How to turn snow into free diamonds |

How to turn snow into free diamonds

John Seelmeyer

Diamond retailer Mark Miller is betting more than 1 percent of his pre-Christmas sales that it’s not going to snow more than 6 inches on Jan. 1.

But he wouldn’t mind losing the bet, either.

Miller, owner of Diamond Vault Inc. in Reno, has this deal for his customers: If more than a half foot of snow piles up at Reno-Tahoe International Airport on New Year’s Day, he’ll refund every dime his customers paid for merchandise between Nov. 15 and Dec. 24.

For Miller, it’s a safe bet.

A division of American Hole ‘n One, a Buford, Ga., company that makes its living writing insurance for the big payouts for holes-in-one at charity golf tournaments, provides an insurance program for weather-based promotions such as the one launched by Diamond Vault.

Miller pays a premium equivalent to about 1.5 percent of his sales during the promotion that’s less, he notes, than credit-card fees and American Hole ‘n One pays off in case of a big snow on Jan. 1.

A spokeswoman for American Hole ‘n One says the company looked closely at weather records when it calculated the odds and the costs of insuring against the big snow.

National Weather Service records indicate the company was on solid ice when it provided the underwriting on the Diamond Vault promotion.

The average snow in Reno during January not just New Years’ Day, but through the entire month is 5.7 inches, meteorologists say.

And out of the 26 days in which it has snowed 10 inches or more in Reno since weather records were established in 1870, none of the storms has landed on Jan. 1. But there was a close call on Dec. 30, 2004, when 16.4 inches fell.

(The official climatological records don’t provide data on days with 6 inches of snow.)

Along with the cost of insuring against the risk, Diamond Vault also has doubled its broadcast advertising budget during the Christmas season to promote the snow-day giveaway.

“If you’re going to market things like this, you need to make sure people know about them,” says Miller.

He says the promotion has been generating extra traffic to the company’s out-of-the-way location at 4950 Kietzke Lane, on the third floor of the Bank of the West building.
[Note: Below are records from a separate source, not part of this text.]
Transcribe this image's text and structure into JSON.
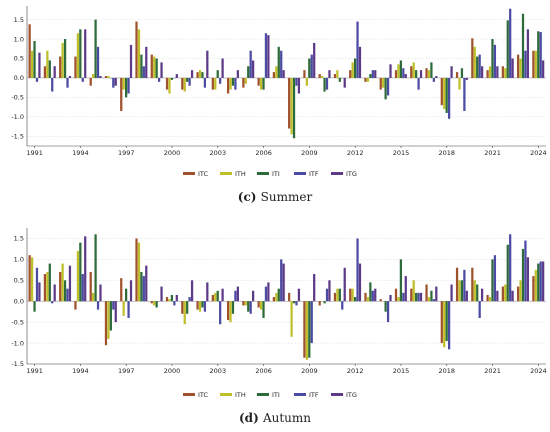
{
  "chart_data": [
    {
      "type": "bar",
      "caption_letter": "(c)",
      "caption_text": "Summer",
      "ylim": [
        -1.75,
        1.85
      ],
      "yticks": [
        -1.5,
        -1.0,
        -0.5,
        0.0,
        0.5,
        1.0,
        1.5
      ],
      "ytick_labels": [
        "-1.5",
        "-1.0",
        "-0.5",
        "0.0",
        "0.5",
        "1.0",
        "1.5"
      ],
      "grid": true,
      "legend_position": "bottom-center",
      "categories": [
        "1991",
        "1992",
        "1993",
        "1994",
        "1995",
        "1996",
        "1997",
        "1998",
        "1999",
        "2000",
        "2001",
        "2002",
        "2003",
        "2004",
        "2005",
        "2006",
        "2007",
        "2008",
        "2009",
        "2010",
        "2011",
        "2012",
        "2013",
        "2014",
        "2015",
        "2016",
        "2017",
        "2018",
        "2019",
        "2020",
        "2021",
        "2022",
        "2023",
        "2024"
      ],
      "xtick_labels": [
        "1991",
        "1994",
        "1997",
        "2000",
        "2003",
        "2006",
        "2009",
        "2012",
        "2015",
        "2018",
        "2021",
        "2024"
      ],
      "series": [
        {
          "name": "ITC",
          "color": "#a0522d",
          "values": [
            1.38,
            0.3,
            0.55,
            0.55,
            -0.2,
            0.05,
            -0.85,
            1.45,
            0.6,
            -0.3,
            -0.3,
            0.15,
            -0.3,
            -0.4,
            -0.25,
            -0.2,
            0.15,
            -1.3,
            0.2,
            0.1,
            0.1,
            0.2,
            -0.1,
            -0.3,
            0.2,
            0.3,
            0.25,
            -0.7,
            0.15,
            1.02,
            0.2,
            0.3,
            0.6,
            0.7
          ]
        },
        {
          "name": "ITH",
          "color": "#bfbf2a",
          "values": [
            0.7,
            0.7,
            0.9,
            1.15,
            0.1,
            0.05,
            -0.3,
            1.25,
            0.55,
            -0.4,
            -0.35,
            0.2,
            -0.3,
            -0.3,
            -0.15,
            -0.3,
            0.3,
            -1.45,
            -0.2,
            0.05,
            0.2,
            0.4,
            -0.1,
            -0.25,
            0.35,
            0.4,
            0.2,
            -0.8,
            -0.3,
            0.8,
            0.3,
            0.25,
            0.5,
            0.7
          ]
        },
        {
          "name": "ITI",
          "color": "#2e6b3a",
          "values": [
            0.95,
            0.45,
            1.0,
            1.25,
            1.5,
            0.0,
            -0.5,
            0.6,
            0.5,
            -0.05,
            -0.1,
            0.15,
            0.2,
            -0.2,
            0.3,
            -0.3,
            0.8,
            -1.55,
            0.5,
            -0.35,
            -0.1,
            0.5,
            0.1,
            -0.55,
            0.45,
            0.2,
            0.4,
            -0.9,
            0.25,
            0.55,
            1.0,
            1.48,
            1.65,
            1.2
          ]
        },
        {
          "name": "ITF",
          "color": "#4b4ba3",
          "values": [
            -0.1,
            -0.35,
            -0.25,
            -0.1,
            0.8,
            -0.25,
            -0.4,
            0.3,
            -0.1,
            0.0,
            -0.2,
            -0.25,
            -0.15,
            -0.3,
            0.7,
            1.15,
            0.7,
            -0.2,
            0.6,
            -0.3,
            0.0,
            1.45,
            0.2,
            -0.45,
            0.25,
            -0.3,
            -0.1,
            -1.05,
            -0.85,
            0.6,
            0.85,
            1.78,
            0.7,
            1.18
          ]
        },
        {
          "name": "ITG",
          "color": "#5d3a88",
          "values": [
            0.65,
            0.3,
            0.05,
            1.25,
            0.05,
            -0.2,
            0.85,
            0.8,
            0.4,
            0.1,
            0.2,
            0.7,
            0.5,
            0.2,
            0.45,
            1.1,
            0.2,
            -0.4,
            0.9,
            0.2,
            -0.25,
            0.8,
            0.2,
            0.35,
            0.1,
            0.2,
            0.05,
            0.3,
            -0.05,
            0.3,
            0.3,
            0.5,
            1.25,
            0.45
          ]
        }
      ]
    },
    {
      "type": "bar",
      "caption_letter": "(d)",
      "caption_text": "Autumn",
      "ylim": [
        -1.5,
        1.75
      ],
      "yticks": [
        -1.5,
        -1.0,
        -0.5,
        0.0,
        0.5,
        1.0,
        1.5
      ],
      "ytick_labels": [
        "-1.5",
        "-1.0",
        "-0.5",
        "0.0",
        "0.5",
        "1.0",
        "1.5"
      ],
      "grid": true,
      "legend_position": "bottom-center",
      "categories": [
        "1991",
        "1992",
        "1993",
        "1994",
        "1995",
        "1996",
        "1997",
        "1998",
        "1999",
        "2000",
        "2001",
        "2002",
        "2003",
        "2004",
        "2005",
        "2006",
        "2007",
        "2008",
        "2009",
        "2010",
        "2011",
        "2012",
        "2013",
        "2014",
        "2015",
        "2016",
        "2017",
        "2018",
        "2019",
        "2020",
        "2021",
        "2022",
        "2023",
        "2024"
      ],
      "xtick_labels": [
        "1991",
        "1994",
        "1997",
        "2000",
        "2003",
        "2006",
        "2009",
        "2012",
        "2015",
        "2018",
        "2021",
        "2024"
      ],
      "series": [
        {
          "name": "ITC",
          "color": "#a0522d",
          "values": [
            1.1,
            0.65,
            0.7,
            -0.2,
            0.7,
            -1.05,
            0.55,
            1.5,
            -0.05,
            0.1,
            -0.3,
            -0.2,
            0.15,
            -0.45,
            -0.1,
            -0.15,
            0.1,
            0.2,
            -1.35,
            -0.1,
            0.2,
            0.3,
            0.2,
            0.05,
            0.3,
            0.3,
            0.4,
            -1.0,
            0.8,
            0.8,
            0.15,
            0.35,
            0.35,
            0.6
          ]
        },
        {
          "name": "ITH",
          "color": "#bfbf2a",
          "values": [
            1.05,
            0.7,
            0.9,
            1.2,
            0.2,
            -0.9,
            -0.35,
            1.4,
            -0.1,
            0.05,
            -0.55,
            -0.25,
            0.2,
            -0.5,
            -0.1,
            -0.2,
            0.2,
            -0.85,
            -1.4,
            0.0,
            0.3,
            0.3,
            0.1,
            0.0,
            0.1,
            0.5,
            0.1,
            -1.1,
            0.5,
            0.5,
            0.1,
            0.4,
            0.5,
            0.75
          ]
        },
        {
          "name": "ITI",
          "color": "#2e6b3a",
          "values": [
            -0.25,
            0.9,
            0.5,
            1.4,
            1.6,
            -0.7,
            0.3,
            0.7,
            -0.15,
            0.15,
            -0.3,
            -0.15,
            0.25,
            -0.3,
            -0.25,
            -0.4,
            0.3,
            -0.05,
            -1.35,
            -0.05,
            0.3,
            0.1,
            0.45,
            -0.25,
            1.0,
            0.2,
            0.25,
            -0.95,
            0.5,
            0.4,
            1.0,
            1.35,
            1.25,
            0.9
          ]
        },
        {
          "name": "ITF",
          "color": "#4b4ba3",
          "values": [
            0.8,
            -0.05,
            0.3,
            0.65,
            -0.2,
            -0.2,
            -0.4,
            0.6,
            0.0,
            -0.1,
            0.1,
            -0.25,
            -0.55,
            0.25,
            -0.3,
            0.35,
            1.0,
            -0.1,
            -1.0,
            0.3,
            -0.2,
            1.5,
            0.25,
            -0.5,
            0.2,
            0.2,
            0.05,
            -1.15,
            0.75,
            -0.4,
            1.1,
            1.6,
            1.45,
            0.95
          ]
        },
        {
          "name": "ITG",
          "color": "#5d3a88",
          "values": [
            0.45,
            0.4,
            0.85,
            1.55,
            0.4,
            -0.5,
            0.5,
            0.85,
            0.35,
            0.15,
            0.5,
            0.45,
            0.3,
            0.35,
            0.25,
            0.45,
            0.9,
            0.3,
            0.65,
            0.5,
            0.8,
            0.9,
            0.3,
            0.15,
            0.6,
            0.2,
            0.35,
            0.4,
            0.25,
            0.3,
            0.25,
            0.25,
            1.05,
            0.95
          ]
        }
      ]
    }
  ]
}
“It’s been working so far,” says the owner of Diamond Vault. “A lot of people have been excited about it.”

Equally important, he says the promotion allows the store to differentiate itself from its national chain-store competition during the all-important holiday period.

“Local businesses have the opportunity to think outside of the box,” Miller says. “We can be more creative than the national chains.”